Northwest Ontario has quickly become one of North America's most popular whitetail deer hunting destinations. With our dense forest that include a variety of coniferous and deciduous tree cover, whitetail deer have really moved into the region since the mid 1990s. There are lots of bucks with Boone and Crockett scores in the 130-140 range and close to 20% of the bucks will score in the 150 plus range - or higher! Of course the once-in-a lifetime animals are also out there - the "Dryden" buck, harvested in 2006, had a Boone and Crockett score of over 199 so you know we have some big animals.

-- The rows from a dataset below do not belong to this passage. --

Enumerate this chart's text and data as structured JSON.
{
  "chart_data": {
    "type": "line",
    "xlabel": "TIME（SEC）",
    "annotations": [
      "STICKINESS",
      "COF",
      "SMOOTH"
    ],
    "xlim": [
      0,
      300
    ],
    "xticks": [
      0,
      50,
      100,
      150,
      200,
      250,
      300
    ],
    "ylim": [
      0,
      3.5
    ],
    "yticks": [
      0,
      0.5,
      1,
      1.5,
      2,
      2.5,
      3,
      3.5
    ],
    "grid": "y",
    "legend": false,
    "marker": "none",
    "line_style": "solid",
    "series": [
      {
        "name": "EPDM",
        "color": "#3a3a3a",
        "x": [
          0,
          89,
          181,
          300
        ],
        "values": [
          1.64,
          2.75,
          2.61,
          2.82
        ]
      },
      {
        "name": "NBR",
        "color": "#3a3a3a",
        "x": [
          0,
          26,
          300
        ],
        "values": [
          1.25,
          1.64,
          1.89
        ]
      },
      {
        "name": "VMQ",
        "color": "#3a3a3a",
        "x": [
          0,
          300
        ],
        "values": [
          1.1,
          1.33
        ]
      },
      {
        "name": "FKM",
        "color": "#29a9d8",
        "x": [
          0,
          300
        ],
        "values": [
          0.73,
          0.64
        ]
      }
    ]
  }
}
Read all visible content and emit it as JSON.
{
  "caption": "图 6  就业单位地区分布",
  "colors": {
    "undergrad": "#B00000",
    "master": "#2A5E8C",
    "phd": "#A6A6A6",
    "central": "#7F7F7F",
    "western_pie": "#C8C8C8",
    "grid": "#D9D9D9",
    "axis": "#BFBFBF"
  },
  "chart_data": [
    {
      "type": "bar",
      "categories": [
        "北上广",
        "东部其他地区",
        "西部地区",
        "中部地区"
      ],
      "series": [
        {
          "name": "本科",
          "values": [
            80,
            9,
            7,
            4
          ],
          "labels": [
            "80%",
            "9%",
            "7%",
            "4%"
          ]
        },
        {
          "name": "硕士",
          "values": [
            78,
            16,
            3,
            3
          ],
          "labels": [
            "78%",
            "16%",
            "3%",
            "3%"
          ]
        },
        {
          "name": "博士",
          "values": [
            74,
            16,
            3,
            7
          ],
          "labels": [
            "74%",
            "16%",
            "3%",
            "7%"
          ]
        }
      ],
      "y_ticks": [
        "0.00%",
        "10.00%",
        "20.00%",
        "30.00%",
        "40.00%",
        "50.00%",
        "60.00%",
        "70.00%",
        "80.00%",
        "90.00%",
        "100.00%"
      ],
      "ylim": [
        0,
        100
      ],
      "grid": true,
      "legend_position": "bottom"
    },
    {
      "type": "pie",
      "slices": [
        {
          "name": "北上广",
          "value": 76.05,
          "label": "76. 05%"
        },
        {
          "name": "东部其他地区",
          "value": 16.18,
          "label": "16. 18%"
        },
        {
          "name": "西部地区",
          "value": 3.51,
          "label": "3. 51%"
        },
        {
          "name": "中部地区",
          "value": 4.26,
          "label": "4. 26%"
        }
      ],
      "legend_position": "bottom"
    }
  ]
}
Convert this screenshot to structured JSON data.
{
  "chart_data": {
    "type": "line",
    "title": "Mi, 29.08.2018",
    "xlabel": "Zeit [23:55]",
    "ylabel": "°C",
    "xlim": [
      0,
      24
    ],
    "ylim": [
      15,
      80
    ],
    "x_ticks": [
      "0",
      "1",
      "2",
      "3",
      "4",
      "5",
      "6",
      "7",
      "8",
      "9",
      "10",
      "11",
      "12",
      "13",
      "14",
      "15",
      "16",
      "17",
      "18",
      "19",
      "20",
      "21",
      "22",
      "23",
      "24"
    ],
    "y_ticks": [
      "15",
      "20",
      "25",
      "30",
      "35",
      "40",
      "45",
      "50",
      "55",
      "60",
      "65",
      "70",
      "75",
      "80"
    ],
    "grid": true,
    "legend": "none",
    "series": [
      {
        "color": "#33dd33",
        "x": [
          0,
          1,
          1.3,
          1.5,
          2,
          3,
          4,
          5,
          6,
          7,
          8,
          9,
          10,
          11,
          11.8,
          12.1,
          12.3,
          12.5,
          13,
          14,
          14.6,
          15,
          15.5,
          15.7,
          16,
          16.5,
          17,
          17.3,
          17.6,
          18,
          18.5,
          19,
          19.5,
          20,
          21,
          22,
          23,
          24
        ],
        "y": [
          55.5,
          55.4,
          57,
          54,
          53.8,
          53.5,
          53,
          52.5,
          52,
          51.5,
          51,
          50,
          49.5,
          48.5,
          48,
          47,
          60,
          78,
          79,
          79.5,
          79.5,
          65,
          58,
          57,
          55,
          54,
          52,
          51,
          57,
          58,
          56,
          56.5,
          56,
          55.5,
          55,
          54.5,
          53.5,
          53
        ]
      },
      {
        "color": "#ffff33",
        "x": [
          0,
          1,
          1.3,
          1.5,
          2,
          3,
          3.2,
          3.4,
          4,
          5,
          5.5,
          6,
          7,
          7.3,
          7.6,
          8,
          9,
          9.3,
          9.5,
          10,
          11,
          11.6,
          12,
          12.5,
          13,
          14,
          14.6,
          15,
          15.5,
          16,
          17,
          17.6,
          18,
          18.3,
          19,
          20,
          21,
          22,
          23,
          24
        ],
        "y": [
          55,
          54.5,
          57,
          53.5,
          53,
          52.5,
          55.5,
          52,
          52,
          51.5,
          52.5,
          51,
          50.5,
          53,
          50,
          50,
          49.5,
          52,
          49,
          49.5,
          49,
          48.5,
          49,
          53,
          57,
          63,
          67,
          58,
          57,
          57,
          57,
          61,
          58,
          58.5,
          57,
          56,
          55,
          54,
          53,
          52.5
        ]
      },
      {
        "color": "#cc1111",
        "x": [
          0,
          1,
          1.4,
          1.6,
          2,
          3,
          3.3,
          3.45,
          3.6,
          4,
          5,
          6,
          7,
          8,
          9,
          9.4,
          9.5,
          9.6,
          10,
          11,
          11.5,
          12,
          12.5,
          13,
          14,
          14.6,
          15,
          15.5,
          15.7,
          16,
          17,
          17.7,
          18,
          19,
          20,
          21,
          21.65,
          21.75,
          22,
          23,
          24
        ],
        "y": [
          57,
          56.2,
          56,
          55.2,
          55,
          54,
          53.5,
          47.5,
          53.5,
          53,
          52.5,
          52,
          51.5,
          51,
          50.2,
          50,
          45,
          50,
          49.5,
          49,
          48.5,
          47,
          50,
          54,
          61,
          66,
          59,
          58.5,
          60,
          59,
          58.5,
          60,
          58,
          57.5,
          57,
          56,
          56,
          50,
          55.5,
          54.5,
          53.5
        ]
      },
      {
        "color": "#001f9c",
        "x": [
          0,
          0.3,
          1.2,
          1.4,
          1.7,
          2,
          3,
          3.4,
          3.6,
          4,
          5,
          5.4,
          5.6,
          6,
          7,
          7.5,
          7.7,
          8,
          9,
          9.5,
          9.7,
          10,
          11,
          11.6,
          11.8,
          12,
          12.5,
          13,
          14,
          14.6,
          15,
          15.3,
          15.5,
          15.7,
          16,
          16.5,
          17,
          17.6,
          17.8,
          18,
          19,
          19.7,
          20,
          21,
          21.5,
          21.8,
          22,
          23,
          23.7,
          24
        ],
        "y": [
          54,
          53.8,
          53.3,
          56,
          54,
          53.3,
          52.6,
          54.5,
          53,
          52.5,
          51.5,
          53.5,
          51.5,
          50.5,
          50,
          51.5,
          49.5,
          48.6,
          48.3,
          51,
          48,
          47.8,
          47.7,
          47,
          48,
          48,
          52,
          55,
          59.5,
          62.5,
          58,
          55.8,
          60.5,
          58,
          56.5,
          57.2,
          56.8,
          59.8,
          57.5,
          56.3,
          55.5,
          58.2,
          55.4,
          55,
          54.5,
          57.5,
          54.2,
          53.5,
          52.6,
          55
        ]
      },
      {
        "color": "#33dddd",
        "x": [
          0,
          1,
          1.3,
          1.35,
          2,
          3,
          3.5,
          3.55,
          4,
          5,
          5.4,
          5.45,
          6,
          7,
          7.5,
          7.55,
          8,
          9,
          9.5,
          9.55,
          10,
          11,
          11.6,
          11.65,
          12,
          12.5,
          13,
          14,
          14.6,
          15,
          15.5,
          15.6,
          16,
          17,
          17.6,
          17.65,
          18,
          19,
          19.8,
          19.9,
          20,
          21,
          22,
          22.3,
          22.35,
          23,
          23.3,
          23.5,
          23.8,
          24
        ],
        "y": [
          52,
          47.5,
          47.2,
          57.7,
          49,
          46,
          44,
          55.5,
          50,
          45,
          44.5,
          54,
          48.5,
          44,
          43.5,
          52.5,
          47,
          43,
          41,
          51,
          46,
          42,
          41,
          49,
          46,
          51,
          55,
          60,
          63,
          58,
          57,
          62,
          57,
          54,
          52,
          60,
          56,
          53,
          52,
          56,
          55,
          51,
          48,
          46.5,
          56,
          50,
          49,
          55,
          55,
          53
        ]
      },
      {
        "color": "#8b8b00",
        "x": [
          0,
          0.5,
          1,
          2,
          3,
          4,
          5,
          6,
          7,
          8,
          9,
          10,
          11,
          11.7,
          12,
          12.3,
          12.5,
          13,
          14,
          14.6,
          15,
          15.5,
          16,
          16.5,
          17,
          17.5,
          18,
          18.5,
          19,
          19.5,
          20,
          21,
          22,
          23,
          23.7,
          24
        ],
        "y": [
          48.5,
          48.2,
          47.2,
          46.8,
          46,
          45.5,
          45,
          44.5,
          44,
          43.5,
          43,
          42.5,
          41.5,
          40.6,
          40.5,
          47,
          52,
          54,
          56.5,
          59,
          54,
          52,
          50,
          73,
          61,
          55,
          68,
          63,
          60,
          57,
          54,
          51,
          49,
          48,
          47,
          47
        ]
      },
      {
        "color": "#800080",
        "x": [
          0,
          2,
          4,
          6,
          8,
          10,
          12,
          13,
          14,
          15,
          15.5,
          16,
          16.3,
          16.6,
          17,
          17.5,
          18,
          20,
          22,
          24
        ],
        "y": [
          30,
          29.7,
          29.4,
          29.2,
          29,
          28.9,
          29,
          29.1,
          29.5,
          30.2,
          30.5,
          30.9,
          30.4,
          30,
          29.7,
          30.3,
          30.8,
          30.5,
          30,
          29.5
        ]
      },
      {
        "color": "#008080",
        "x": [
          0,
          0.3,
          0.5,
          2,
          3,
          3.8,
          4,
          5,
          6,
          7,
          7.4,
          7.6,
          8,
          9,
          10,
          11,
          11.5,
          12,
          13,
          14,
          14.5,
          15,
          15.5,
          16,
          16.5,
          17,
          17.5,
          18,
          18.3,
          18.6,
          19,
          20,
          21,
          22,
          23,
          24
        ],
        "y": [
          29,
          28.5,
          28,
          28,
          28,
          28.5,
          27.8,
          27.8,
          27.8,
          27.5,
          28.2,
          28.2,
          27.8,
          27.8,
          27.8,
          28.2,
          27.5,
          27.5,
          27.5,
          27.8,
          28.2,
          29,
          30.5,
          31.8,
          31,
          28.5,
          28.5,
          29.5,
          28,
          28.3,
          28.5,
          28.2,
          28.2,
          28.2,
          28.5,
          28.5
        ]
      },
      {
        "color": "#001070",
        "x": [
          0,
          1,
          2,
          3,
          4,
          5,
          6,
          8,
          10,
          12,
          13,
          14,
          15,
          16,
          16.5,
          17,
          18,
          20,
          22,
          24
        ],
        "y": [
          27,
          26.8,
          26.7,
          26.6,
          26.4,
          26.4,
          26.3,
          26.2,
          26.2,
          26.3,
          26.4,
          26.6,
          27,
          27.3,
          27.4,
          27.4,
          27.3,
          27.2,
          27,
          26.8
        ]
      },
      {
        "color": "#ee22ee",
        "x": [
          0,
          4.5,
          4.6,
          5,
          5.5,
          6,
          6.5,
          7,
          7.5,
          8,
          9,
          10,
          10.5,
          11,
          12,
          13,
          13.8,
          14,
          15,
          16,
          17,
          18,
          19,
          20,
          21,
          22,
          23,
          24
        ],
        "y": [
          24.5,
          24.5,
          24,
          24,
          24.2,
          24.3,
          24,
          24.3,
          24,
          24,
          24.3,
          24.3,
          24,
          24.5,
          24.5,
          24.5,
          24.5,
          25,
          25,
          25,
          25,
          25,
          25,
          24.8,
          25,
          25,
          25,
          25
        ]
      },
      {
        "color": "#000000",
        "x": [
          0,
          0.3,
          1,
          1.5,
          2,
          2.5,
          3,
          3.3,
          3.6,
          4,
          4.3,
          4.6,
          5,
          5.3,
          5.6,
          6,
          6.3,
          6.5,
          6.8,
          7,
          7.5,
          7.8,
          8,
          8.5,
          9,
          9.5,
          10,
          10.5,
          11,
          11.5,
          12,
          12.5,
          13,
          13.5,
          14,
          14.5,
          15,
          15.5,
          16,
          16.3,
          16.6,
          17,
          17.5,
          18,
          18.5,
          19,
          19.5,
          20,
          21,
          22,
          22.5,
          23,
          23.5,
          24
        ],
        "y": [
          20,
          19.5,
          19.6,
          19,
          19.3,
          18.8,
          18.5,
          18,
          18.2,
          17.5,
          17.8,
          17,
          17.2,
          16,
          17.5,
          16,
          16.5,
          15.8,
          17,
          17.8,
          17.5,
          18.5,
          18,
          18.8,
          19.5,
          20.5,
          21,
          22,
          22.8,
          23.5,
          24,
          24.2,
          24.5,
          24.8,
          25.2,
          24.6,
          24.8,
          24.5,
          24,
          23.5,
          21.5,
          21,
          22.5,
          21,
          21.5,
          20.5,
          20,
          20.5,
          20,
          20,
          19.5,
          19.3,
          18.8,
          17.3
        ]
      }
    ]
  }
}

While not necessarily known as a prime duck hunting destination, Northwest Ontario is no pushover when it comes to duck hunting. Many flocks visit our lakes in the fall on their southern migration resting up and feeding on wild rice beds. The most common species we see are wood ducks, mallards, blue bills, teal and ring ducks. There are also large populations of Canada geese that make an appearance every fall. Bring your dog and enjoy quality hunting away from the crowds.
Ruffed grouse are plentiful in Northwest Ontario. Recent years have seen an abundance of birds so hunters rarely have a problem bagging their limit of five in a day. A great strategy is to walk old logging trails to make contact with grouse. Most grouse have not seen people before and most will let you get close before they decide to run or fly. According to many people, ruffed grouse may be the best eating wild game in the woods and there is probably no better hunt to introduce kids to than hunting grouse. Though they exist in smaller numbers, the spruce grouse is available throughout most of Northwest Ontario also. They are similar size to a ruffed grouse with a beautiful colour scheme.